Me tomó de los hombros y detuvo mi andar. Lo miré y luego miré el árbol donde estaba hacía un instante, ¿cómo había llegado tan rápido?

―¿Puedes dejar de hacer eso? ―preguntó con firme voz.

―Tengo frío ―susurré creyendo que se refería a mi incesante paseo.

―Decir que no puedes.

Suspiré, temblaba de frío. Y no me sentía capaz de nada. Mucho menos de volver a escapar.

―Ese es tu problema. Huyes. Debes luchar.

Diciendo esto se esfumó. Una vez más.

No sabía qué hacer, ¿quedarme o irme? Irme. De algún modo podría encontrarme a alguien; si seguía avanzando, sabía que podía llegar a alguna parte. Sentía que los grillos, los pájaros, los bichos y algo más que no conocía me seguían. Corrí hasta que no pude más y me detuve solo porque el camino estaba cerrado. Corrí en dirección opuesta, pero otra vez me encontré con un muro de árboles. No podría salir de allí. Él no me dejaría. Intenté reptar por un árbol que se atravesó en mi camino y que me tapaba el sendero. A punto estuve de lograrlo cuando caí hacia atrás, como si el árbol me hubiese botado.
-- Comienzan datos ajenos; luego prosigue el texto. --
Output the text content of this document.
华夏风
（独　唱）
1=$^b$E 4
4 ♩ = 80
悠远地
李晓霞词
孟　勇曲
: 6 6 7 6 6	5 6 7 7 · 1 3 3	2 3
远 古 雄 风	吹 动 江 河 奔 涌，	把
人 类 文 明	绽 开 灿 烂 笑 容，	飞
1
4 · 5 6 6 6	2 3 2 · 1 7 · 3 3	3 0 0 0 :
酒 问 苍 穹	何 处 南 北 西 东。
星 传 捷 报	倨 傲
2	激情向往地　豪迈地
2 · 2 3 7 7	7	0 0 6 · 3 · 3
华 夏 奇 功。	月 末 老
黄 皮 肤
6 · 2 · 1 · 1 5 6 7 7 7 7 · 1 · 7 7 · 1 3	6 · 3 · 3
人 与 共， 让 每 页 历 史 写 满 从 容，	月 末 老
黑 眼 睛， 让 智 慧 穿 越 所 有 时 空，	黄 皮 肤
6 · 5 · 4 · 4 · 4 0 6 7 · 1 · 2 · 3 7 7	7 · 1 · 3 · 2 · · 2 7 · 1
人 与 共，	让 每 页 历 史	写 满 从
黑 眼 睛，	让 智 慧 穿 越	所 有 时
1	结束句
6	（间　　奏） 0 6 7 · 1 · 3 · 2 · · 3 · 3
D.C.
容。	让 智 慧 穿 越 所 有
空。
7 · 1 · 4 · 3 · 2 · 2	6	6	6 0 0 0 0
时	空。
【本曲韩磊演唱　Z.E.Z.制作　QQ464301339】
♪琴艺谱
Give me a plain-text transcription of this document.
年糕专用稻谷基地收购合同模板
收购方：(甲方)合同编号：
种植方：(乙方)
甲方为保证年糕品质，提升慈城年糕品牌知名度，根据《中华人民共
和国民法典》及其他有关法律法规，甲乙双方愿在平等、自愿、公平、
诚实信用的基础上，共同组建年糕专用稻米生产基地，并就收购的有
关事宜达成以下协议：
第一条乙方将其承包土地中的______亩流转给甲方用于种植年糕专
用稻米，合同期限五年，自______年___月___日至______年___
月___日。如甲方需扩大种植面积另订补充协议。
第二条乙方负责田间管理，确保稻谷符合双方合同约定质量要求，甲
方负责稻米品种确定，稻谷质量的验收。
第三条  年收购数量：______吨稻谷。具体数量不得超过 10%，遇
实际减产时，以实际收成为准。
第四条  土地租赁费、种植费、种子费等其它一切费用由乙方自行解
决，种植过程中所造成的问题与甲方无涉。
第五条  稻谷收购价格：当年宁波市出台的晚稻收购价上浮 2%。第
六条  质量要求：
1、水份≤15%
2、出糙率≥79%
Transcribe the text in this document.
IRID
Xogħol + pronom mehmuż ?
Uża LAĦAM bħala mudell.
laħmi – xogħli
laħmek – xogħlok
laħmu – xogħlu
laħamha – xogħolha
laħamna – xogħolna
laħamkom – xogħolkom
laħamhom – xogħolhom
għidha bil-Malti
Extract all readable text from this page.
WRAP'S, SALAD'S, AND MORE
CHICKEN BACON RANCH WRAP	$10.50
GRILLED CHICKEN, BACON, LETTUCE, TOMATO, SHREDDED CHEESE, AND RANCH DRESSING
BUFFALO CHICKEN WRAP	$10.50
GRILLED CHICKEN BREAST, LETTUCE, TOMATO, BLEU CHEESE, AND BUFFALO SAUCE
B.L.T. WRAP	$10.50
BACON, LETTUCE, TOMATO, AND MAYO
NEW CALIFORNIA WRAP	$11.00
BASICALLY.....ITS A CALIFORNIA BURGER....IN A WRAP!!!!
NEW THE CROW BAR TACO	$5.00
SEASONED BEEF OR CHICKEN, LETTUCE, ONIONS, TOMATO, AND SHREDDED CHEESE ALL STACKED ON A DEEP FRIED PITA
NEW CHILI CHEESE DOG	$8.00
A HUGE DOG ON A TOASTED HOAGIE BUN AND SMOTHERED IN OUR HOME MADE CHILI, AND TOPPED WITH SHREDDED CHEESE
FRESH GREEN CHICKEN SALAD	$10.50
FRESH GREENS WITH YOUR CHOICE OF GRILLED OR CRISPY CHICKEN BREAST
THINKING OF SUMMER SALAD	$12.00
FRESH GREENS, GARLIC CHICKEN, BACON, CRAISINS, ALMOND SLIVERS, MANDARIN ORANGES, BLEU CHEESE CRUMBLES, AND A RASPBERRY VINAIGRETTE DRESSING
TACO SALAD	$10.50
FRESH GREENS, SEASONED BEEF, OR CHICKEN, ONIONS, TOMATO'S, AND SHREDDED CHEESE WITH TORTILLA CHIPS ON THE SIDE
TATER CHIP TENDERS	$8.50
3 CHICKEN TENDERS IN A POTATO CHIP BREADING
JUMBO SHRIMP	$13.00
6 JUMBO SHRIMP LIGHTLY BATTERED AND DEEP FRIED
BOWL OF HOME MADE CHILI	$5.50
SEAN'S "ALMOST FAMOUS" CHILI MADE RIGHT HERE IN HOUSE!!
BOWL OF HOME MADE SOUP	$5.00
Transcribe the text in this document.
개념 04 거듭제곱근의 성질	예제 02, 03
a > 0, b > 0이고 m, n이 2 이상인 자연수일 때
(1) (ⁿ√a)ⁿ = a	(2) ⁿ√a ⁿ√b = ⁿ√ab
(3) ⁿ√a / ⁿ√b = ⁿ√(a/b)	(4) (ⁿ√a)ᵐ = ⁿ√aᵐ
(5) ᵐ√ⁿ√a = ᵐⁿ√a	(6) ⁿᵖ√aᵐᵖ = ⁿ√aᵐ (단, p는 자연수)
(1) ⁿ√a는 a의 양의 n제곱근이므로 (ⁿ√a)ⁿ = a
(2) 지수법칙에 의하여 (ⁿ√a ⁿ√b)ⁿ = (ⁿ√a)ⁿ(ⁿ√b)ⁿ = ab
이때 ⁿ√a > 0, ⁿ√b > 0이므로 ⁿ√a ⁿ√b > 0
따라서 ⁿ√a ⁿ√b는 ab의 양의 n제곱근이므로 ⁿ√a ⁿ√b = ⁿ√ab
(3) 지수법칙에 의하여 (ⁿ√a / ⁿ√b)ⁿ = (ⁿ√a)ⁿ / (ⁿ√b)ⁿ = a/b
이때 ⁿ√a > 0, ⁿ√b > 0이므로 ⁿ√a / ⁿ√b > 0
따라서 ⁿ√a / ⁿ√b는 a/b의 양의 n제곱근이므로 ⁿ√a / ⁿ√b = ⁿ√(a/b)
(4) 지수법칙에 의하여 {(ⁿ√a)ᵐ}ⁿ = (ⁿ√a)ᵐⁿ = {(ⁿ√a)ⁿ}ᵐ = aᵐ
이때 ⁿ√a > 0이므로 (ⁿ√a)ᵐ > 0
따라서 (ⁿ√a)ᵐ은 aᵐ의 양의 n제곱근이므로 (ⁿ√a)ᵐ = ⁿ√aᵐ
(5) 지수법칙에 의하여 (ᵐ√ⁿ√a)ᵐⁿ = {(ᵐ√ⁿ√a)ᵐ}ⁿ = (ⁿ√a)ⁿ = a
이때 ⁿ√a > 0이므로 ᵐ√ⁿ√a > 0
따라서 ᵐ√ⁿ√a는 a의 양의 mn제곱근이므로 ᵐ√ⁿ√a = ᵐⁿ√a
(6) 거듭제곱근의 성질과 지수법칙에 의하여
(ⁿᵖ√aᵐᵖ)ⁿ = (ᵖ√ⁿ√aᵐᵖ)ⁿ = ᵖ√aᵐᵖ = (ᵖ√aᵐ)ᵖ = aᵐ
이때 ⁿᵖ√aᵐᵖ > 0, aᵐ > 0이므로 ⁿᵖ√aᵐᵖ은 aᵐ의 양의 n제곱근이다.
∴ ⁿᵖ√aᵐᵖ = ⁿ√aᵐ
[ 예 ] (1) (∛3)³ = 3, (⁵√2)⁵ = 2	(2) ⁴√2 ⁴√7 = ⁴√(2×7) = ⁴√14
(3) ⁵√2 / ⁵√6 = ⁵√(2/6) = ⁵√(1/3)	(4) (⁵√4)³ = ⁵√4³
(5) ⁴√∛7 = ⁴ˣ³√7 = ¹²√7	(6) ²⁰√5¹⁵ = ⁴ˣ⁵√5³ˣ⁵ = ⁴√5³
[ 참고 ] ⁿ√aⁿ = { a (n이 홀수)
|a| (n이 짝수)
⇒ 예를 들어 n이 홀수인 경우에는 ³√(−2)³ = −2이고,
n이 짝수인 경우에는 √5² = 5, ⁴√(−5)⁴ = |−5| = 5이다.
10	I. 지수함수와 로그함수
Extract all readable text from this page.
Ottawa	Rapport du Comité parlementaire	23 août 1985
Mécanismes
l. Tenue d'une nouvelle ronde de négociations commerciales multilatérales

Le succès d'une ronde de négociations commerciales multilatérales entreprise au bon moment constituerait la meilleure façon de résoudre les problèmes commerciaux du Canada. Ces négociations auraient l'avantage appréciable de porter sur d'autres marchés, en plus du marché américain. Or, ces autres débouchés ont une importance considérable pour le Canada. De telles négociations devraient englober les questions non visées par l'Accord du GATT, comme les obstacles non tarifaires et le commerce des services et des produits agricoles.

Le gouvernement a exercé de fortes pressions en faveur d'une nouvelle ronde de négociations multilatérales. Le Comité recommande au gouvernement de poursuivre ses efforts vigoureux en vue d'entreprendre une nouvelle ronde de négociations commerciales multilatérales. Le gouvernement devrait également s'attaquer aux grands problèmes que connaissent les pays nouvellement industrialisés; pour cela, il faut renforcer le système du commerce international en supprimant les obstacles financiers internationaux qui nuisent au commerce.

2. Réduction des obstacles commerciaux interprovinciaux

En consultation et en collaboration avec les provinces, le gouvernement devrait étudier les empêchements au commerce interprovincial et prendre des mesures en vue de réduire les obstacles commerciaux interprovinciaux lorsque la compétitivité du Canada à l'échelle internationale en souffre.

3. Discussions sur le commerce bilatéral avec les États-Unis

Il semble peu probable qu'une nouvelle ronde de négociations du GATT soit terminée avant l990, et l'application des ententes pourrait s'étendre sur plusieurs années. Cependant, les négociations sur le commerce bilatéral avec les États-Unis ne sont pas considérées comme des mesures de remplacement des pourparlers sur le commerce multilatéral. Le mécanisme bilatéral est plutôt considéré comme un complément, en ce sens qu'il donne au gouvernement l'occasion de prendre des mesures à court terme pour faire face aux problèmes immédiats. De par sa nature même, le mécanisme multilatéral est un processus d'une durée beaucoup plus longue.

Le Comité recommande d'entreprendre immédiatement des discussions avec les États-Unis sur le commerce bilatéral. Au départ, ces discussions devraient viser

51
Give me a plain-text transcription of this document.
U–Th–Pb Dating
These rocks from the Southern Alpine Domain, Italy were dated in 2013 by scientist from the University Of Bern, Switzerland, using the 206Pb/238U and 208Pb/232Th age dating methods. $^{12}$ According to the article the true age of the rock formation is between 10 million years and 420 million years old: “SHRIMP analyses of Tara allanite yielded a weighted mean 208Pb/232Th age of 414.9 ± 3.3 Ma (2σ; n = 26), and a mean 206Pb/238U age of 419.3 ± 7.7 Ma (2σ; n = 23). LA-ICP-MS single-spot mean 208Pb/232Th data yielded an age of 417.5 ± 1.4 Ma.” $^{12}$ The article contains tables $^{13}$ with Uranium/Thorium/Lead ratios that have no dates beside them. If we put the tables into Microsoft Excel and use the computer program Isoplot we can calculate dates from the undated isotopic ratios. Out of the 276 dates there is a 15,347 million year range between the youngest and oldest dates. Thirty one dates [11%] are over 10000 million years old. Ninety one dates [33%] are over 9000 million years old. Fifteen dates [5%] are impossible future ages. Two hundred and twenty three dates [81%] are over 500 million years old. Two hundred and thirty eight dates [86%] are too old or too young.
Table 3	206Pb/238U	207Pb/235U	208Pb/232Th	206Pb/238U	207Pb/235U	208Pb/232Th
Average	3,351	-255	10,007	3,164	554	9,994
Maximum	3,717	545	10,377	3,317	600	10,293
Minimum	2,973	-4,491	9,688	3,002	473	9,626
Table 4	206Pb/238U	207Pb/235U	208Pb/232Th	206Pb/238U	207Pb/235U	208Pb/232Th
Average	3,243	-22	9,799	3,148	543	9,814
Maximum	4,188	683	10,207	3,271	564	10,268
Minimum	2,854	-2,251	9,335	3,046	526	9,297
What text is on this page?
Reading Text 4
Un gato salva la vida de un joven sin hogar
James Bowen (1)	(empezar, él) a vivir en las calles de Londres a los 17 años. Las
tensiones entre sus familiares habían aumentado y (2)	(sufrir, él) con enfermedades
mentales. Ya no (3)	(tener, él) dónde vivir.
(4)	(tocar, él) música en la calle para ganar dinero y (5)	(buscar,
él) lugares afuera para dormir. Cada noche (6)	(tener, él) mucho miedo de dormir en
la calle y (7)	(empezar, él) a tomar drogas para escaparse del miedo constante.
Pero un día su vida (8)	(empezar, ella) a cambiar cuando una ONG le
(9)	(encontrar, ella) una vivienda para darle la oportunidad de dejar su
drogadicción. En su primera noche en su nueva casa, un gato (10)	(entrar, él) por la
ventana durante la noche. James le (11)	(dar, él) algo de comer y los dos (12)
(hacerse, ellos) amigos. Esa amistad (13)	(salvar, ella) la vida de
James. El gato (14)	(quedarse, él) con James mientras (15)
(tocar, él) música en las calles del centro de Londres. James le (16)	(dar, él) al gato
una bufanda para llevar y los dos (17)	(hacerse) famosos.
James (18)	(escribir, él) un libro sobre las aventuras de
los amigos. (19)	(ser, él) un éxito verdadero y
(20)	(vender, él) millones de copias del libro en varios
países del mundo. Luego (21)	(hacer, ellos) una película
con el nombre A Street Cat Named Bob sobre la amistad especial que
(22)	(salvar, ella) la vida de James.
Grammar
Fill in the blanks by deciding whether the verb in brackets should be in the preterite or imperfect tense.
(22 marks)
Me golpeé muy fuerte en la cabeza y en la espalda, cerré los ojos y me retorcí por el dolor. Entonces sentí una presencia, a alguien que me miraba, él estaba frente a mí y me observaba con sorna.

―¿Todo bien? ―me preguntó socarrón.

―Maldito... ―refunfuñé.

―Lo sé ―se burló.

Extendió su mano hacia mí para ayudar a levantarme. Su mano transmitía una energía poderosa. Me incorporé y miré alrededor. Estaba en el mismo lugar. La catarata, el río, las rocas, el cerro... Todo estaba allí. ¿Qué había pasado? ¿Cómo volví a ese lugar si había corrido por varias horas?

―Nunca te moviste ―explicó.

―Pero ¿cómo?

―Mejor no preguntes. Agradece que pasaste la tercera noche. Y sigues en pie.

Lo miré confundida. ¿De verdad que correr era la prueba de la tercera noche?